Le 18 décembre 2025, j’ai transmis à la ministre de Relations Couronne-Autochtones mon rapport dans lequel je présentais mon ordonnance.

Le 21 janvier 2026, la ministre m’a avisée que RCAANC ne donnerait pas suite à l’ordonnance.

Je rappelle à la ministre que, si elle ne prévoit pas de donner suite à mon ordonnance, elle doit exercer un recours en révision devant la Cour fédérale dans le délai prévu au paragraphe 41(2) de la Loi.
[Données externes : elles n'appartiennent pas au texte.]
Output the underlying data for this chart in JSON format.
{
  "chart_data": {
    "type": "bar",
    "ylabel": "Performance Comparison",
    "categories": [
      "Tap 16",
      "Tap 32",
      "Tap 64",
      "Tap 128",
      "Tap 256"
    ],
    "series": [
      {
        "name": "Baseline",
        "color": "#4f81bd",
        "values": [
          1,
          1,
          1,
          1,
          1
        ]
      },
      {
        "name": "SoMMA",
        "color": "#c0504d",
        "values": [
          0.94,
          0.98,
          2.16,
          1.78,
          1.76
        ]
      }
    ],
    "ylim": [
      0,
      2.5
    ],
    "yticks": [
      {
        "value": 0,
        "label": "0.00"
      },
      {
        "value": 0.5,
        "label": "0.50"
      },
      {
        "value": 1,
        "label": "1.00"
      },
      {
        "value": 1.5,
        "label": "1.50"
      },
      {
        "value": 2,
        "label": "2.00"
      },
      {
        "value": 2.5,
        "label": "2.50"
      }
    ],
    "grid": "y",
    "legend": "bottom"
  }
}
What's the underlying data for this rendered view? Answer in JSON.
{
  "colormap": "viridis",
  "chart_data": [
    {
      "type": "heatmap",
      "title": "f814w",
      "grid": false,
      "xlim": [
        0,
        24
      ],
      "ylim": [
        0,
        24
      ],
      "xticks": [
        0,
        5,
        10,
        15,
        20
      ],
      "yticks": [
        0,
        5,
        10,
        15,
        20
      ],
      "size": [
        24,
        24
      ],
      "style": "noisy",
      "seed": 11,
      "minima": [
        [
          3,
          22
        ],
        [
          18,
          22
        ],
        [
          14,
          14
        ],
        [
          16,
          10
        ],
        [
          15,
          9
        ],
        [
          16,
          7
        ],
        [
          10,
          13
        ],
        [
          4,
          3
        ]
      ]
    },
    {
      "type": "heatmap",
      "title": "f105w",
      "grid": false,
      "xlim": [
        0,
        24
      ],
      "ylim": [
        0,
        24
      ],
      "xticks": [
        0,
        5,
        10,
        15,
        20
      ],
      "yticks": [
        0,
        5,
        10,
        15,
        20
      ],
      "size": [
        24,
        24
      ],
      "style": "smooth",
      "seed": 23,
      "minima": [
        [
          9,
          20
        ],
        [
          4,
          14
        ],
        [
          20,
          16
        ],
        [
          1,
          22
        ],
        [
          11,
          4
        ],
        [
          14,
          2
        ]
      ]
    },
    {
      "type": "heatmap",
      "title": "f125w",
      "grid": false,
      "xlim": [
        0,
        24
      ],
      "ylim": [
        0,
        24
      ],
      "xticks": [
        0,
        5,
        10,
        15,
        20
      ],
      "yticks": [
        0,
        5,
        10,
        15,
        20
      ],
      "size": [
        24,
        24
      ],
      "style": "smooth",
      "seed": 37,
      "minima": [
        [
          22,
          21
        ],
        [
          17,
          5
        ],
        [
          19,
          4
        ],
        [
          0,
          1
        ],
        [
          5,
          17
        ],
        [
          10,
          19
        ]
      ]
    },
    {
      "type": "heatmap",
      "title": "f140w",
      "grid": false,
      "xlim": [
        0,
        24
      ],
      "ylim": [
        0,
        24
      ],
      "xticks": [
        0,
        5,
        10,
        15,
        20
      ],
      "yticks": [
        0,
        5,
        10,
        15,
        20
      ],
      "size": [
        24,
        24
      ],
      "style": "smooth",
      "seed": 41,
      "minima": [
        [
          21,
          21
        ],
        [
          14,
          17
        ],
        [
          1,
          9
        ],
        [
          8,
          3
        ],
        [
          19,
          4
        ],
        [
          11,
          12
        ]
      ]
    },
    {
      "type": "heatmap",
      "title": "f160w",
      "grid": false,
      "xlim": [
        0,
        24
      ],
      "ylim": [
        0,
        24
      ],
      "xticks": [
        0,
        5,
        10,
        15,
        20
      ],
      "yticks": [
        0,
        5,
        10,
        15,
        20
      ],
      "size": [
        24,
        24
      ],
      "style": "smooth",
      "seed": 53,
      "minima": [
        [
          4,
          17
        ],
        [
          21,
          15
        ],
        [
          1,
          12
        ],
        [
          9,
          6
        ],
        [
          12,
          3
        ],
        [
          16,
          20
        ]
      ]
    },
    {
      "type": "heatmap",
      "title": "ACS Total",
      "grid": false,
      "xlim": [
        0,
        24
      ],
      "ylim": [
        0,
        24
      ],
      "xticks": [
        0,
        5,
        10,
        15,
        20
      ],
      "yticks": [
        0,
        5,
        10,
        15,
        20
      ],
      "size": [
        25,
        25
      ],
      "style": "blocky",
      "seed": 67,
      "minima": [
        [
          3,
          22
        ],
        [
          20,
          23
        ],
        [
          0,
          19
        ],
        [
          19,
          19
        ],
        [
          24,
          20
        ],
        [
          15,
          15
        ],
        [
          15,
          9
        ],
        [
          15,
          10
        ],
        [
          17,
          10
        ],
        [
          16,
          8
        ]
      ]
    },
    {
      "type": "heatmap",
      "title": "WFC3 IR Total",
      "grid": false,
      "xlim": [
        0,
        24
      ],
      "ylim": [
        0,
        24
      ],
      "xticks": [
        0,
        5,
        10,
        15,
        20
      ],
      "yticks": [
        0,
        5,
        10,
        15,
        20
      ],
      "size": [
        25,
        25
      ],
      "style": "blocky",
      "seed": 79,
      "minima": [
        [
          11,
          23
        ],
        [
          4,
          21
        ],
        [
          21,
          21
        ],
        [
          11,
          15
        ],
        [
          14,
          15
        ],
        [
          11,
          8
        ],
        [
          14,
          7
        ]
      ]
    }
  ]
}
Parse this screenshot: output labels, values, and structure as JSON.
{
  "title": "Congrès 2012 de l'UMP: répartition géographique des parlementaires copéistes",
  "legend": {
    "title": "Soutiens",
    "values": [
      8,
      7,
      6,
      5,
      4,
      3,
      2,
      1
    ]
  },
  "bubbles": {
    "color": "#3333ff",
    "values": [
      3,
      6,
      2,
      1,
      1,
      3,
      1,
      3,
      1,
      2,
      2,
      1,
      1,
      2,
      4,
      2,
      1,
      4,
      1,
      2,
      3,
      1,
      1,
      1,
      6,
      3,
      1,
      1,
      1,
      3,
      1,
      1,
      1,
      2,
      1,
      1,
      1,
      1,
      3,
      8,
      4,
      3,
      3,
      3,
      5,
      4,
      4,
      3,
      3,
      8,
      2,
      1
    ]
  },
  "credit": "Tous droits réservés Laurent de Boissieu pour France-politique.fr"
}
Révision devant la Cour fédérale

Lorsqu’une allégation dans une plainte s’inscrit dans le cadre de l’alinéa 30(1)a), b), c), d), d.1) ou e) de la Loi, la partie plaignante a le droit d’exercer un recours en révision devant la Cour fédérale. Lorsque la Commissaire à l’information rend une ordonnance, l’institution a également le droit d’exercer un recours en révision. Quiconque exerce un recours en révision doit le faire dans un délai de 35 jours ouvrables suivant la date du présent compte rendu et doit signifier une copie de sa demande de révision aux parties intéressées, conformément à l’article 43. Si personne n’exerce de recours en révision dans ce délai, toute ordonnance rendue prend effet le 36e jour ouvrable suivant la date du présent compte rendu.